The show’s primary plot line depicts Shmulik and Mushkie as being the first Chabad couple in Kathmandu, although the program is clearly fictional: Rabbi Chezky and Chani Lifshitz have been there for years already. Is the show modeled on Kathmandu’s real Chabad couple? Certainly in one way: the two couples look remarkably similar (see the picture above).

While a drama, Kathmandu also goes for laughs: Shmulik getting thrown in jail for breaking into his Chabad House is a bit silly, but it does give Mushkie the opportunity to say to the police inspector, who presumably has never seen a pair of ultra-Orthodox Jews in black hat and wig, “do we look like we’re crazy?”

Kathmandu is funded in part by the Gesher Multicultural Film Fund and the Avi Chai Foundation, both of which are devoted to pluralistic Jewish understanding; hence, the portrayal of Shmulik and Mushkie is, at least to this non-Chabadnik’s eye, fairly accurate and certainly compassionate. Yechiel Fleishman, a real Lubavitcher, serves as an advisor to the show’s creators.

I always get a kick out of seeing totally secular actors playing religious types (you can see what Mushkie looks like out of her wig in this video interview; she looks like she was once a model!) To prepare for filming, the actors reportedly visited Kfar Chabad many times to learnniggunim, Chabad slang and frum customs (although in the opening scene, Mushkie’s sister’s skirt was above the knee, a definite no-no for any good Chabad family).

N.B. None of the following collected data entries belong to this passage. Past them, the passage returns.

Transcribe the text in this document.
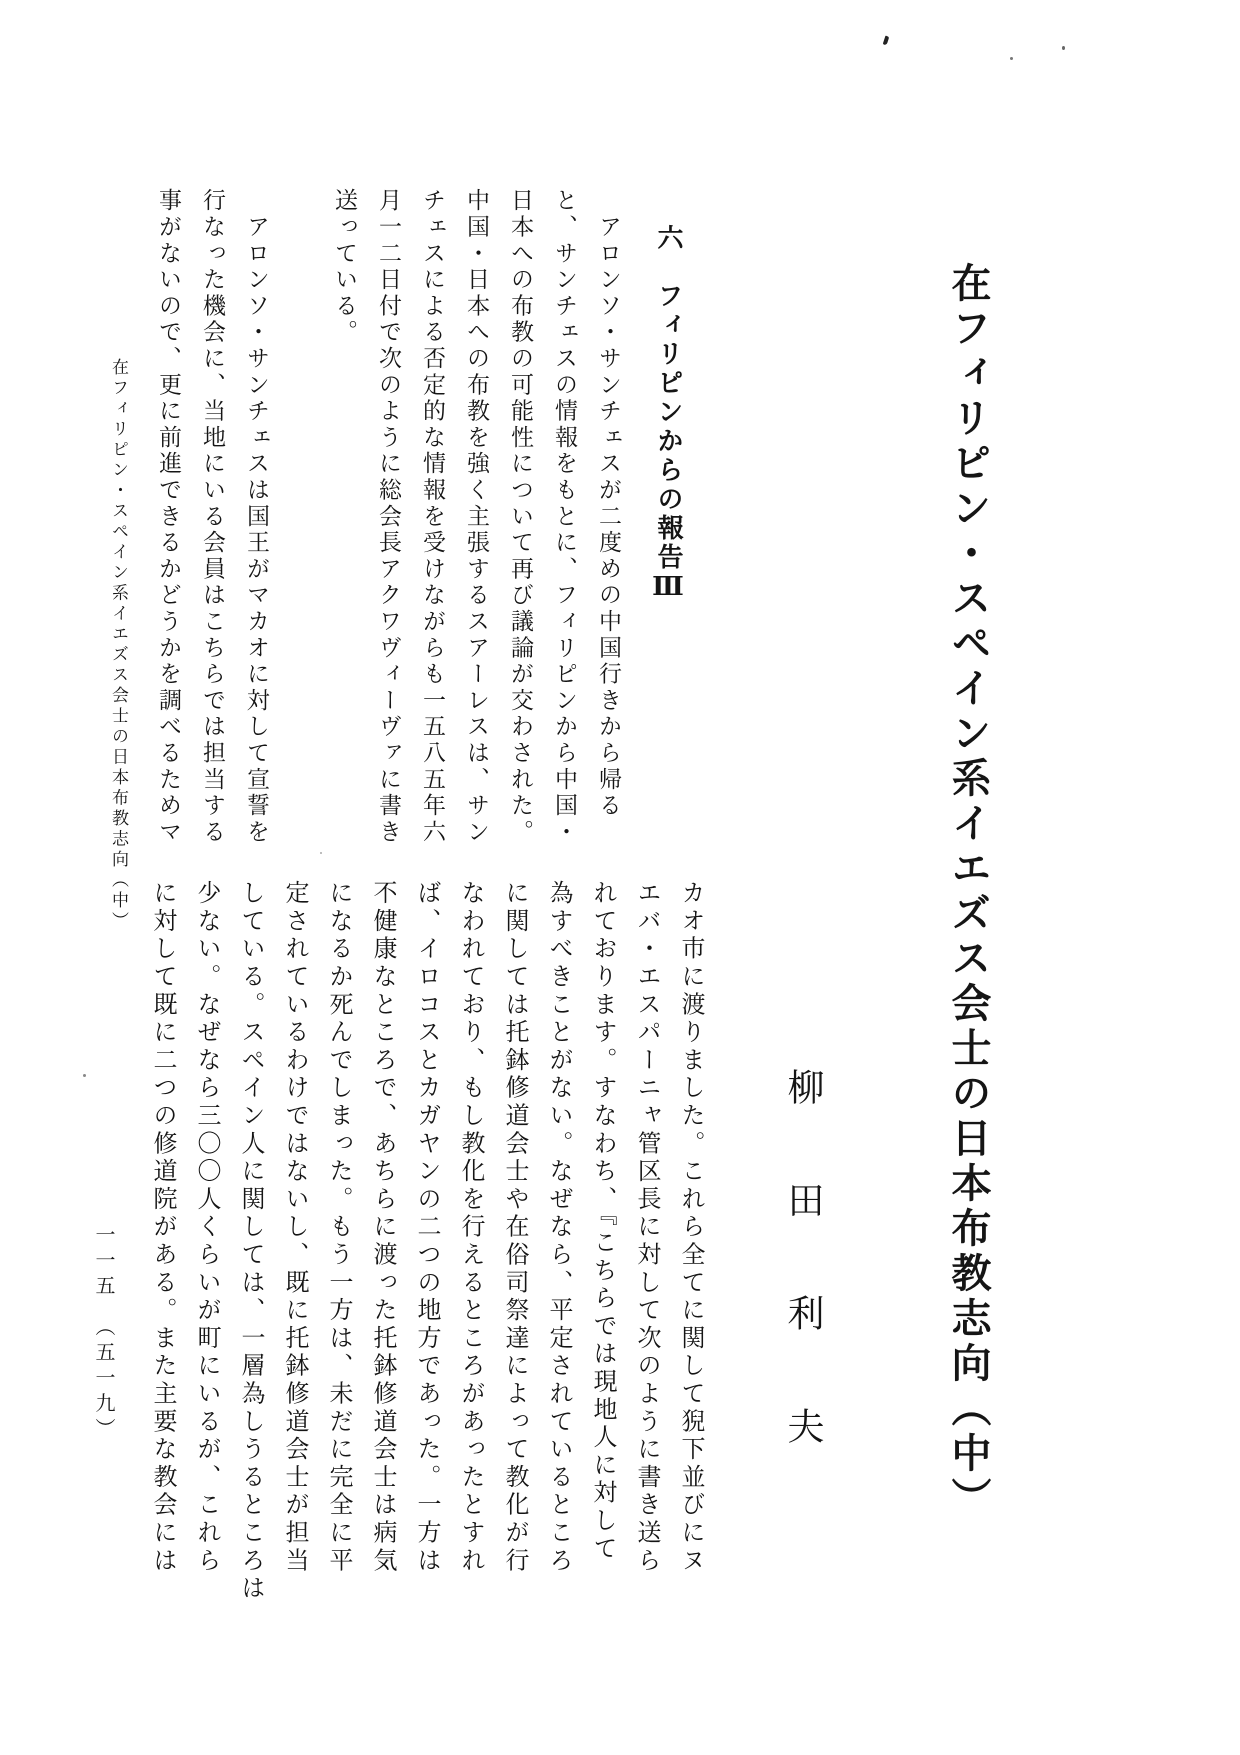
在フィリピン・スペイン系イエズス会士の日本布教志向（中）
柳田利夫
六　フィリピンからの報告Ⅲ

　アロンソ・サンチェスが二度めの中国行きから帰る

と、サンチェスの情報をもとに、フィリピンから中国・

日本への布教の可能性について再び議論が交わされた。

中国・日本への布教を強く主張するスアーレスは、サン

チェスによる否定的な情報を受けながらも一五八五年六

月一二日付で次のように総会長アクワヴィーヴァに書き

送っている。

　アロンソ・サンチェスは国王がマカオに対して宣誓を

行なった機会に、当地にいる会員はこちらでは担当する

事がないので、更に前進できるかどうかを調べるためマ

カオ市に渡りました。これら全てに関して猊下並びにヌ

エバ・エスパーニャ管区長に対して次のように書き送ら

れております。すなわち、『こちらでは現地人に対して

為すべきことがない。なぜなら、平定されているところ

に関しては托鉢修道会士や在俗司祭達によって教化が行

なわれており、もし教化を行えるところがあったとすれ

ば、イロコスとカガヤンの二つの地方であった。一方は

不健康なところで、あちらに渡った托鉢修道会士は病気

になるか死んでしまった。もう一方は、未だに完全に平

定されているわけではないし、既に托鉢修道会士が担当

している。スペイン人に関しては、一層為しうるところは

少ない。なぜなら三〇〇人くらいが町にいるが、これら

に対して既に二つの修道院がある。また主要な教会には

在フィリピン・スペイン系イエズス会士の日本布教志向（中）
一一五　（五一九）
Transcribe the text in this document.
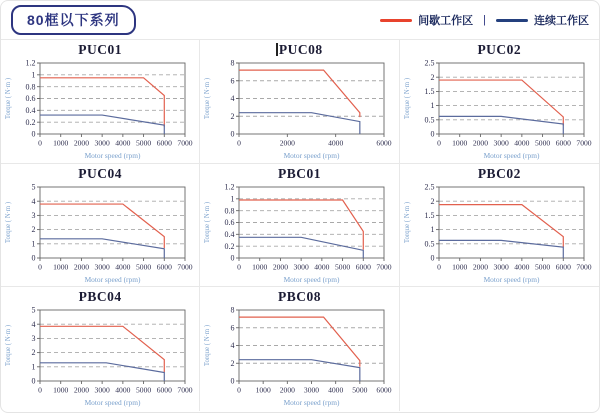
80框以下系列	间歇工作区 |	连续工作区
PUC01
0
0.2
0.4
0.6
0.8
1
1.2
0 1000 2000 3000 4000 5000 6000 7000
Motor speed (rpm)
Torque ( N·m )
PUC08
0
2
4
6
8
0	2000	4000	6000
Motor speed (rpm)
Torque ( N·m )
PUC02
0
0.5
1
1.5
2
2.5
0 1000 2000 3000 4000 5000 6000 7000
Motor speed (rpm)
Torque ( N·m )
PUC04
0
1
2
3
4
5
0 1000 2000 3000 4000 5000 6000 7000
Motor speed (rpm)
Torque ( N·m )
PBC01
0
0.2
0.4
0.6
0.8
1
1.2
0 1000 2000 3000 4000 5000 6000 7000
Motor speed (rpm)
Torque ( N·m )
PBC02
0
0.5
1
1.5
2
2.5
0 1000 2000 3000 4000 5000 6000 7000
Motor speed (rpm)
Torque ( N·m )
PBC04
0
1
2
3
4
5
0 1000 2000 3000 4000 5000 6000 7000
Motor speed (rpm)
Torque ( N·m )
PBC08
0
2
4
6
8
0 1000 2000 3000 4000 5000 6000
Motor speed (rpm)
Torque ( N·m )
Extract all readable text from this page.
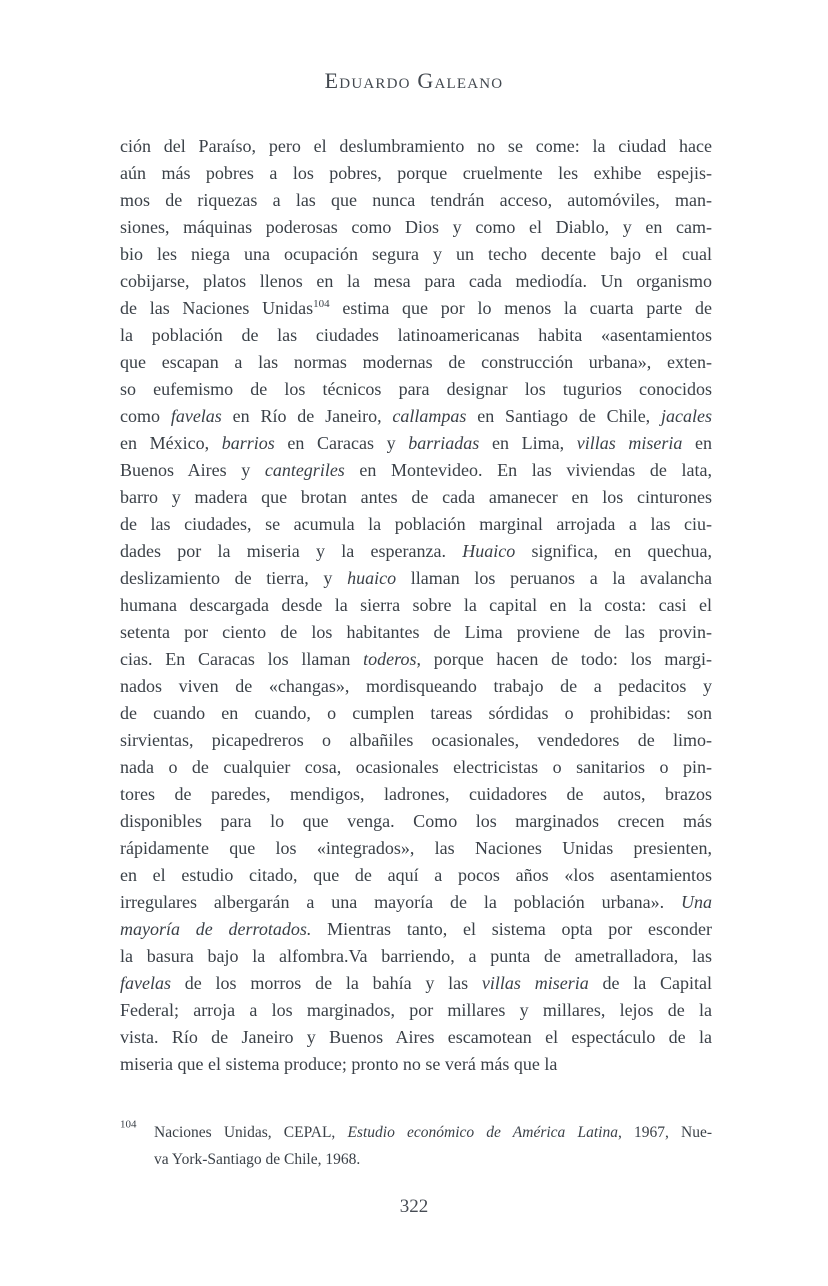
Eduardo Galeano
ción del Paraíso, pero el deslumbramiento no se come: la ciudad hace
aún más pobres a los pobres, porque cruelmente les exhibe espejis-
mos de riquezas a las que nunca tendrán acceso, automóviles, man-
siones, máquinas poderosas como Dios y como el Diablo, y en cam-
bio les niega una ocupación segura y un techo decente bajo el cual
cobijarse, platos llenos en la mesa para cada mediodía. Un organismo
de las Naciones Unidas$^{104}$ estima que por lo menos la cuarta parte de
la población de las ciudades latinoamericanas habita «asentamientos
que escapan a las normas modernas de construcción urbana», exten-
so eufemismo de los técnicos para designar los tugurios conocidos
como favelas en Río de Janeiro, callampas en Santiago de Chile, jacales
en México, barrios en Caracas y barriadas en Lima, villas miseria en
Buenos Aires y cantegriles en Montevideo. En las viviendas de lata,
barro y madera que brotan antes de cada amanecer en los cinturones
de las ciudades, se acumula la población marginal arrojada a las ciu-
dades por la miseria y la esperanza. Huaico significa, en quechua,
deslizamiento de tierra, y huaico llaman los peruanos a la avalancha
humana descargada desde la sierra sobre la capital en la costa: casi el
setenta por ciento de los habitantes de Lima proviene de las provin-
cias. En Caracas los llaman toderos, porque hacen de todo: los margi-
nados viven de «changas», mordisqueando trabajo de a pedacitos y
de cuando en cuando, o cumplen tareas sórdidas o prohibidas: son
sirvientas, picapedreros o albañiles ocasionales, vendedores de limo-
nada o de cualquier cosa, ocasionales electricistas o sanitarios o pin-
tores de paredes, mendigos, ladrones, cuidadores de autos, brazos
disponibles para lo que venga. Como los marginados crecen más
rápidamente que los «integrados», las Naciones Unidas presienten,
en el estudio citado, que de aquí a pocos años «los asentamientos
irregulares albergarán a una mayoría de la población urbana». Una
mayoría de derrotados. Mientras tanto, el sistema opta por esconder
la basura bajo la alfombra.Va barriendo, a punta de ametralladora, las
favelas de los morros de la bahía y las villas miseria de la Capital
Federal; arroja a los marginados, por millares y millares, lejos de la
vista. Río de Janeiro y Buenos Aires escamotean el espectáculo de la
miseria que el sistema produce; pronto no se verá más que la
$^{104}$	Naciones Unidas, CEPAL, Estudio económico de América Latina, 1967, Nue-
va York-Santiago de Chile, 1968.
322
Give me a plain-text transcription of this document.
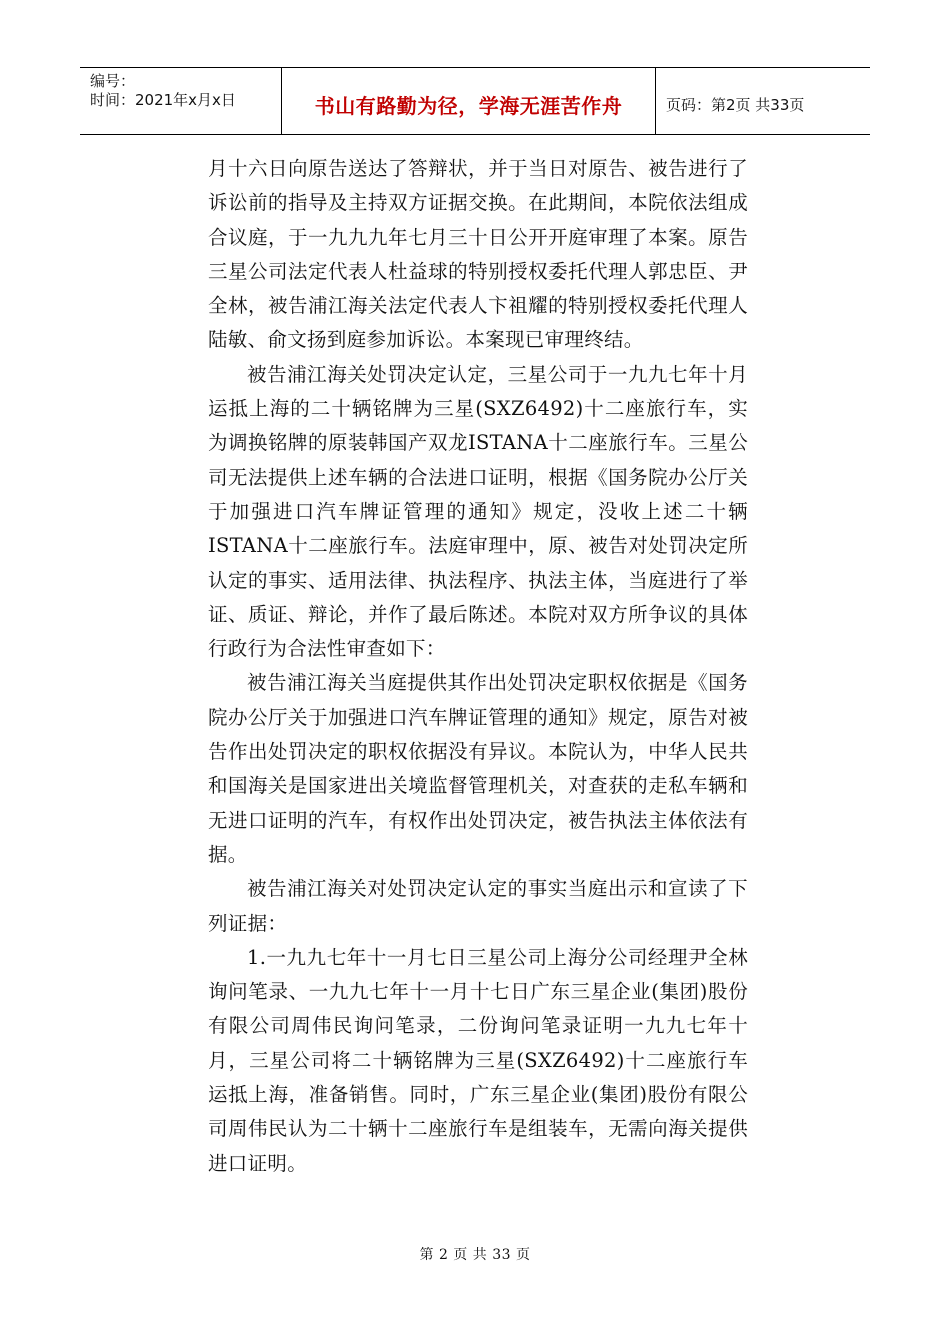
编号：
时间：2021年x月x日	书山有路勤为径，学海无涯苦作舟	页码：第2页 共33页

月十六日向原告送达了答辩状，并于当日对原告、被告进行了诉讼前的指导及主持双方证据交换。在此期间，本院依法组成合议庭，于一九九九年七月三十日公开开庭审理了本案。原告三星公司法定代表人杜益球的特别授权委托代理人郭忠臣、尹全林，被告浦江海关法定代表人卞祖耀的特别授权委托代理人陆敏、俞文扬到庭参加诉讼。本案现已审理终结。

被告浦江海关处罚决定认定，三星公司于一九九七年十月运抵上海的二十辆铭牌为三星(SXZ6492)十二座旅行车，实为调换铭牌的原装韩国产双龙ISTANA十二座旅行车。三星公司无法提供上述车辆的合法进口证明，根据《国务院办公厅关于加强进口汽车牌证管理的通知》规定，没收上述二十辆ISTANA十二座旅行车。法庭审理中，原、被告对处罚决定所认定的事实、适用法律、执法程序、执法主体，当庭进行了举证、质证、辩论，并作了最后陈述。本院对双方所争议的具体行政行为合法性审查如下：

被告浦江海关当庭提供其作出处罚决定职权依据是《国务院办公厅关于加强进口汽车牌证管理的通知》规定，原告对被告作出处罚决定的职权依据没有异议。本院认为，中华人民共和国海关是国家进出关境监督管理机关，对查获的走私车辆和无进口证明的汽车，有权作出处罚决定，被告执法主体依法有据。

被告浦江海关对处罚决定认定的事实当庭出示和宣读了下列证据：

1.一九九七年十一月七日三星公司上海分公司经理尹全林询问笔录、一九九七年十一月十七日广东三星企业(集团)股份有限公司周伟民询问笔录，二份询问笔录证明一九九七年十月，三星公司将二十辆铭牌为三星(SXZ6492)十二座旅行车运抵上海，准备销售。同时，广东三星企业(集团)股份有限公司周伟民认为二十辆十二座旅行车是组装车，无需向海关提供进口证明。

第 2 页 共 33 页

There’s lots more to the show than just the Chabad couple. There are a few stereotyped Israeli backpackers: the Shanti new ager, the stoned trekker, the Israeli who doesn’t speak Hebrew any more (“I love the language,” he quips. “I just don’t always love the people who speak it”), and the woman who is seeking her sister who has gone missing in the mountains.

I’m hoping that the characters develop beyond caricatures as the show goes on, but in the meantime, the authentic backgrounds (the crew spent two months in Nepal filming) are enough to bring back fond personal memories. I suspect the same will be true for many young Israelis.

For the non-backpacking set, check out Kathmandu anyway. It’s no Srugim or B’Tipul (the original version of HBO’s In Treatment), but it’s a definite cut above Ramzor and – forgive me for even using this in the same sentence – Ach HaGadol, the Israeli Big Brother.

Reshet, the network behind the show, is putting the complete episodes on YouTube, so you don’t even have to have a TV. There are Hebrew subtitles, but none in English, though.

Shmulik and Mushkie went to Kathmandu originally on the Israelity blog.

{ 2 comments… read them below or add one }

1 Myriam SHEFFER June 11, 2012 at 3:30 pm

WHEN WILL THE SERIES KATHMANDU BE BROADCAST ON ISRAEL CHANNEL 2? That’s the most important thing. Thanks.

2 Brian June 13, 2012 at 11:34 am

It already is on Channel 2. Thursday nights.